Hi, I am using the get_pricing method from the research API.

I was returned a Pandas data "Panel" like so ...


Dimensions: 6 (items) x 3857 (major_axis) x 1435 (minor_axis)
Items axis: open_price to price
Major_axis axis: 2003-01-02 00:00:00+00:00 to 2018-04-27 00:00:00+00:00
Minor_axis axis: Equity(2 [ARNC]) to Equity(51955 [CDAY])

The 6 items are open, high, low etc.
The 3857 major axis are the dates from 01/01/2003 to present
The 1435 Minor Axis are the Symbols I was getting prices for.

I am trying to get a monthly sample instead of the daily frequency that the API provides.

So I was poking around and I read that I should use pandas "resample" method.

So I want to resample via a monthly timeframe by date,

so I guess I would use the major axis of my panel,

also the documentation says that

"data is returned as a DataFrame with a DatetimeIndex and a columns given by the passed symbols."

So I am just wondering how I would do a resample for monthly data, given this Panel data structure ?

3 responses

The trick with panels (rather than a plain dataframe) is to specify the axis. Something like this.

prices_1m = prices.resample('1M', axis='major').last()

Note that the parameters default to "closed='right', label='right'" which is probably what one wants, but these can be explicitly specified.

See attached notebook.

Good luck.

Dan's method works well. The only problem is last is not the correct resampling method for the open_price, high, low, or volume. Here is a way to deal with that.

The below method will use the first open price of the month, the maximum high of the month, the minimum low of the month, the last close price of the month, and the sum of the volume over the month.

resample_methods={'open_price': 'first', 'high':'max', 'low': 'min',  
                  'close_price':'last', 'volume': 'sum', 'price':'last'}

prices_df = prices.to_frame()  
grouper = [pd.Grouper(level=0, freq='M')] +[prices_df.index.get_level_values(1)]  
prices_1m = prices_df.groupby(grouper).agg(resample_methods).to_panel()  
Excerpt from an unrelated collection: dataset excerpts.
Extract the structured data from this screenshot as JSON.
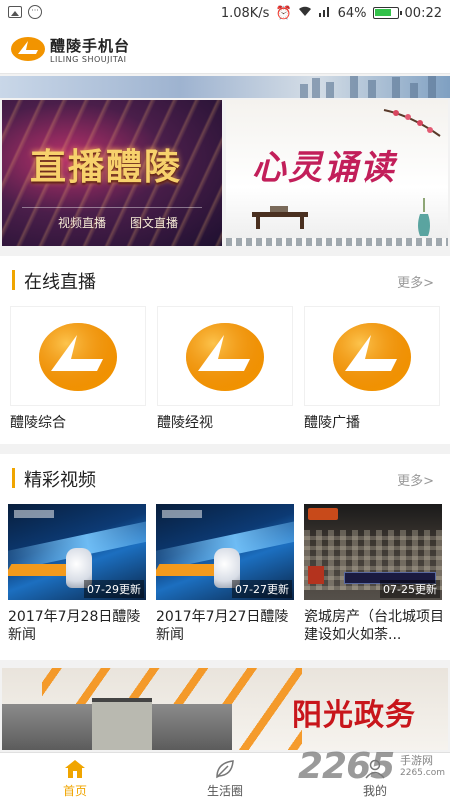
{
  "status_bar": {
    "speed": "1.08K/s",
    "battery": "64%",
    "time": "00:22"
  },
  "app": {
    "title": "醴陵手机台",
    "subtitle": "LILING SHOUJITAI"
  },
  "promos": {
    "live": {
      "headline": "直播醴陵",
      "sub_left": "视频直播",
      "sub_right": "图文直播"
    },
    "reading": {
      "headline": "心灵诵读"
    }
  },
  "live_section": {
    "title": "在线直播",
    "more": "更多>",
    "channels": [
      {
        "name": "醴陵综合"
      },
      {
        "name": "醴陵经视"
      },
      {
        "name": "醴陵广播"
      }
    ]
  },
  "video_section": {
    "title": "精彩视频",
    "more": "更多>",
    "videos": [
      {
        "badge": "07-29更新",
        "title": "2017年7月28日醴陵新闻"
      },
      {
        "badge": "07-27更新",
        "title": "2017年7月27日醴陵新闻"
      },
      {
        "badge": "07-25更新",
        "title": "瓷城房产（台北城项目建设如火如荼..."
      }
    ]
  },
  "bottom_banner": {
    "text": "阳光政务"
  },
  "tabs": [
    {
      "label": "首页",
      "icon": "home-icon",
      "active": true
    },
    {
      "label": "生活圈",
      "icon": "leaf-icon",
      "active": false
    },
    {
      "label": "我的",
      "icon": "user-icon",
      "active": false
    }
  ],
  "watermark": {
    "number": "2265",
    "sub": "手游网",
    "url": "2265.com"
  },
  "colors": {
    "accent": "#f0a500",
    "brand_orange": "#f29400"
  }
}
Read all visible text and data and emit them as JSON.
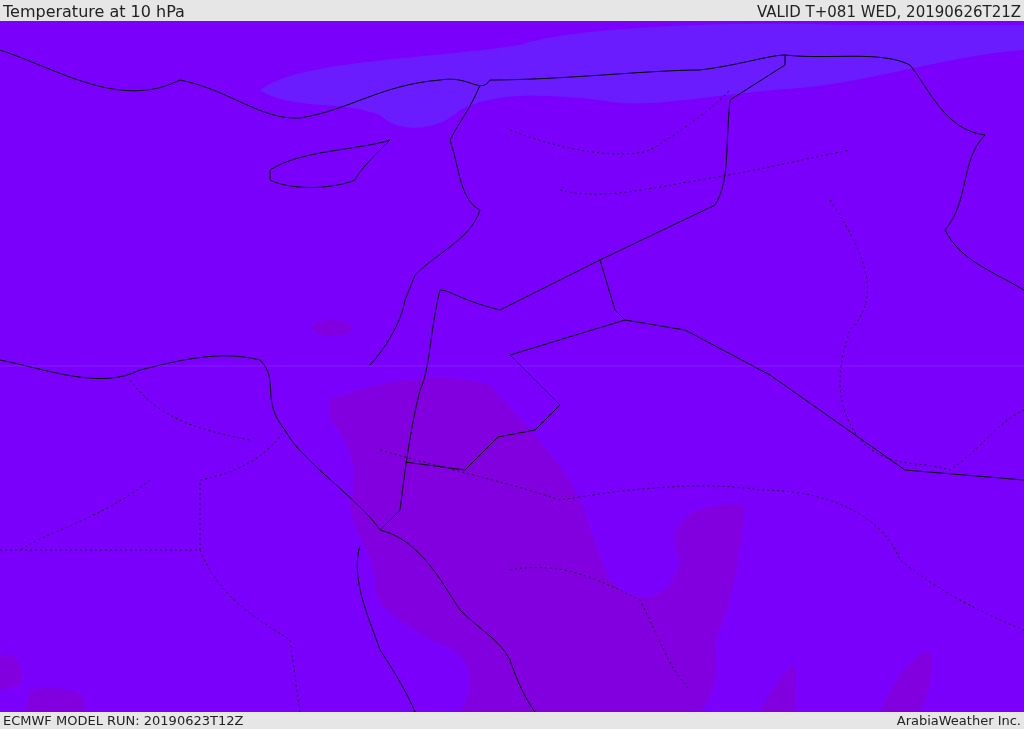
{
  "header": {
    "title": "Temperature at 10 hPa",
    "valid_time": "VALID T+081 WED, 20190626T21Z"
  },
  "footer": {
    "model_run": "ECMWF MODEL RUN: 20190623T12Z",
    "credit": "ArabiaWeather Inc."
  }
}
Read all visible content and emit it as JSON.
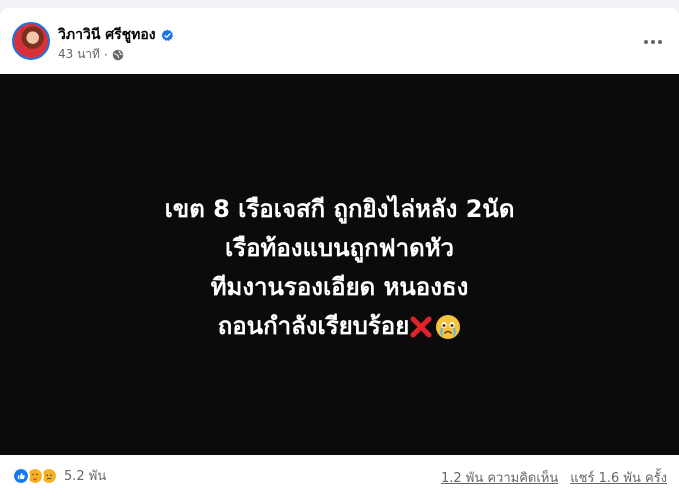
{
  "post": {
    "author": "วิภาวินี ศรีชูทอง",
    "time": "43 นาที",
    "image_text": {
      "line1": "เขต 8 เรือเจสกี ถูกยิงไล่หลัง 2นัด",
      "line2": "เรือท้องแบนถูกฟาดหัว",
      "line3": "ทีมงานรองเอียด หนองธง",
      "line4": "ถอนกำลังเรียบร้อย"
    },
    "reaction_count": "5.2 พัน",
    "comments": "1.2 พัน ความคิดเห็น",
    "shares": "แชร์ 1.6 พัน ครั้ง"
  },
  "colors": {
    "accent": "#1b74e4",
    "like": "#1877f2",
    "heart": "#f33e58",
    "care": "#f7b125",
    "image_bg": "#0b0b0b",
    "meta": "#65676b"
  },
  "icons": [
    "avatar",
    "verified-badge-icon",
    "globe-icon",
    "more-options-icon",
    "cross-mark-emoji",
    "crying-face-emoji",
    "like-reaction-icon",
    "care-reaction-icon",
    "sad-reaction-icon"
  ]
}
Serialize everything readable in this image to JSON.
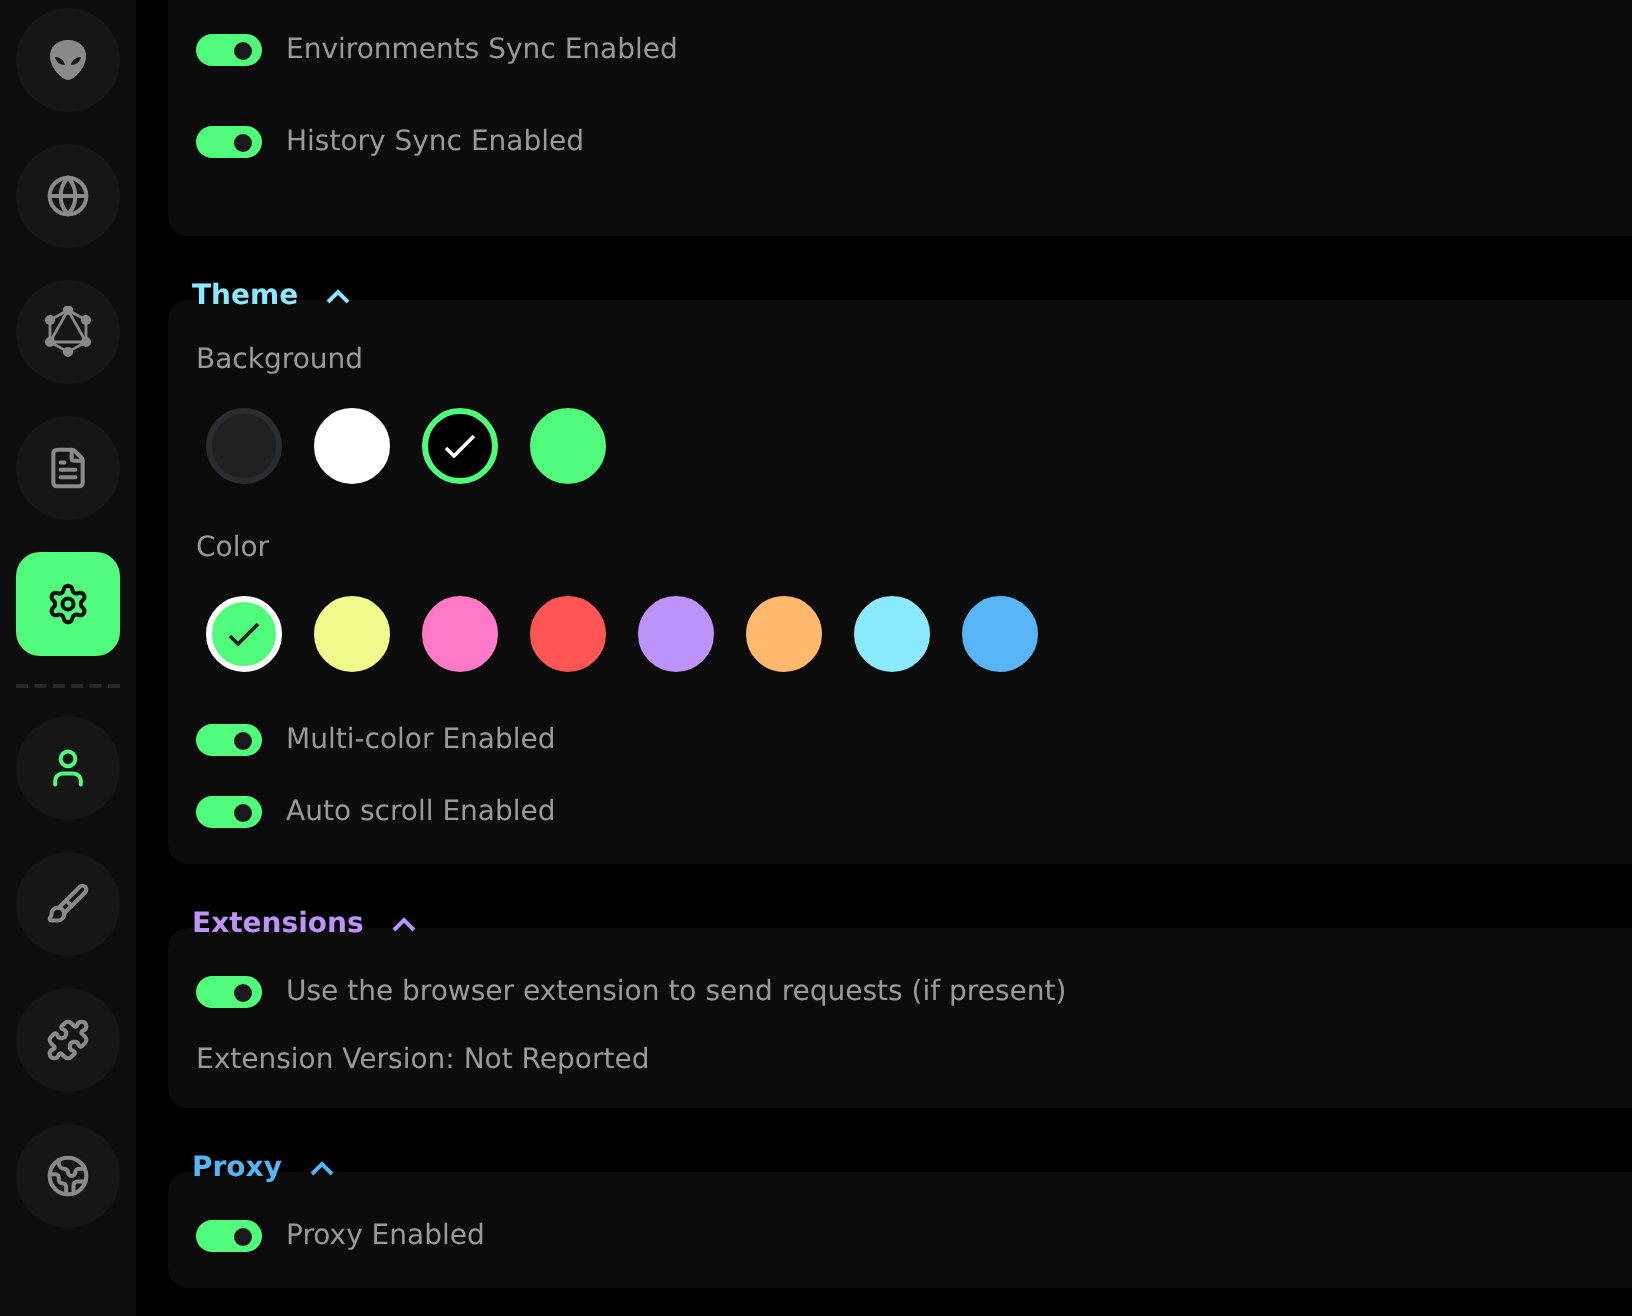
{
  "sidebar": {
    "top_items": [
      {
        "kind": "alien",
        "selected": false
      },
      {
        "kind": "globe",
        "selected": false
      },
      {
        "kind": "graph",
        "selected": false
      },
      {
        "kind": "document",
        "selected": false
      },
      {
        "kind": "settings",
        "selected": true
      }
    ],
    "bottom_items": [
      {
        "kind": "user",
        "selected": false
      },
      {
        "kind": "brush",
        "selected": false
      },
      {
        "kind": "puzzle",
        "selected": false
      },
      {
        "kind": "earth",
        "selected": false
      }
    ]
  },
  "sections": [
    {
      "rows": [
        {
          "kind": "toggle",
          "label": "Environments Sync Enabled",
          "on": true
        },
        {
          "kind": "toggle",
          "label": "History Sync Enabled",
          "on": true
        }
      ]
    },
    {
      "title": "Theme",
      "color": "#8be9fd",
      "expanded": true,
      "rows": [
        {
          "kind": "label",
          "label": "Background"
        },
        {
          "kind": "background_swatches",
          "items": [
            {
              "color": "#202124",
              "selected": false
            },
            {
              "color": "#ffffff",
              "selected": false
            },
            {
              "color": "#000000",
              "selected": true
            },
            {
              "color": "#50fa7b",
              "selected": false
            }
          ]
        },
        {
          "kind": "label",
          "label": "Color"
        },
        {
          "kind": "color_swatches",
          "items": [
            {
              "color": "#50fa7b",
              "selected": true
            },
            {
              "color": "#f1fa8c",
              "selected": false
            },
            {
              "color": "#ff79c6",
              "selected": false
            },
            {
              "color": "#ff5555",
              "selected": false
            },
            {
              "color": "#bd93f9",
              "selected": false
            },
            {
              "color": "#ffb86c",
              "selected": false
            },
            {
              "color": "#8be9fd",
              "selected": false
            },
            {
              "color": "#58b5f5",
              "selected": false
            }
          ]
        },
        {
          "kind": "toggle",
          "label": "Multi-color Enabled",
          "on": true
        },
        {
          "kind": "toggle",
          "label": "Auto scroll Enabled",
          "on": true
        }
      ]
    },
    {
      "title": "Extensions",
      "color": "#bd93f9",
      "expanded": true,
      "rows": [
        {
          "kind": "toggle",
          "label": "Use the browser extension to send requests (if present)",
          "on": true
        },
        {
          "kind": "label",
          "label": "Extension Version: Not Reported"
        }
      ]
    },
    {
      "title": "Proxy",
      "color": "#58b5f5",
      "expanded": true,
      "rows": [
        {
          "kind": "toggle",
          "label": "Proxy Enabled",
          "on": true
        }
      ]
    }
  ]
}
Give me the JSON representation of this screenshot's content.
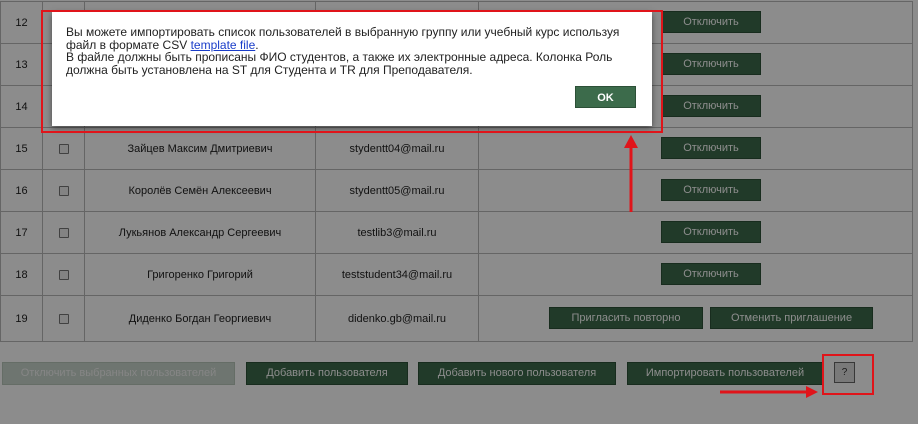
{
  "rows": [
    {
      "num": "12",
      "name": "",
      "email": "",
      "actions": [
        "Отключить"
      ]
    },
    {
      "num": "13",
      "name": "",
      "email": "",
      "actions": [
        "Отключить"
      ]
    },
    {
      "num": "14",
      "name": "",
      "email": "",
      "actions": [
        "Отключить"
      ]
    },
    {
      "num": "15",
      "name": "Зайцев Максим Дмитриевич",
      "email": "stydentt04@mail.ru",
      "actions": [
        "Отключить"
      ]
    },
    {
      "num": "16",
      "name": "Королёв Семён Алексеевич",
      "email": "stydentt05@mail.ru",
      "actions": [
        "Отключить"
      ]
    },
    {
      "num": "17",
      "name": "Лукьянов Александр Сергеевич",
      "email": "testlib3@mail.ru",
      "actions": [
        "Отключить"
      ]
    },
    {
      "num": "18",
      "name": "Григоренко Григорий",
      "email": "teststudent34@mail.ru",
      "actions": [
        "Отключить"
      ]
    },
    {
      "num": "19",
      "name": "Диденко Богдан Георгиевич",
      "email": "didenko.gb@mail.ru",
      "actions": [
        "Пригласить повторно",
        "Отменить приглашение"
      ]
    }
  ],
  "bottom": {
    "disable_selected": "Отключить выбранных пользователей",
    "add_user": "Добавить пользователя",
    "add_new_user": "Добавить нового пользователя",
    "import_users": "Импортировать пользователей",
    "help": "?"
  },
  "modal": {
    "line1": "Вы можете импортировать список пользователей в выбранную группу или учебный курс используя",
    "line2_prefix": "файл в формате CSV ",
    "link": "template file",
    "line2_suffix": ".",
    "line3": "В файле должны быть прописаны ФИО студентов, а также их электронные адреса. Колонка Роль",
    "line4": "должна быть установлена на ST для Студента и TR для Преподавателя.",
    "ok": "OK"
  },
  "colors": {
    "button": "#3c6b4b",
    "highlight": "#e0141a"
  }
}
Note, a simpler, but slower method is by using a loop:

fields = ['open_price', 'high', 'low', 'close_price', 'volume', 'price']  
prices_monthly = {}

for field in fields:  
    prices_monthly[field] = prices[field].resample('M').agg(resample_methods[field])  
prices_1m = pd.Panel(prices_monthly)  

Thanks all for the replies. I ended up using Michael's solution. It worked perfectly. Thanks.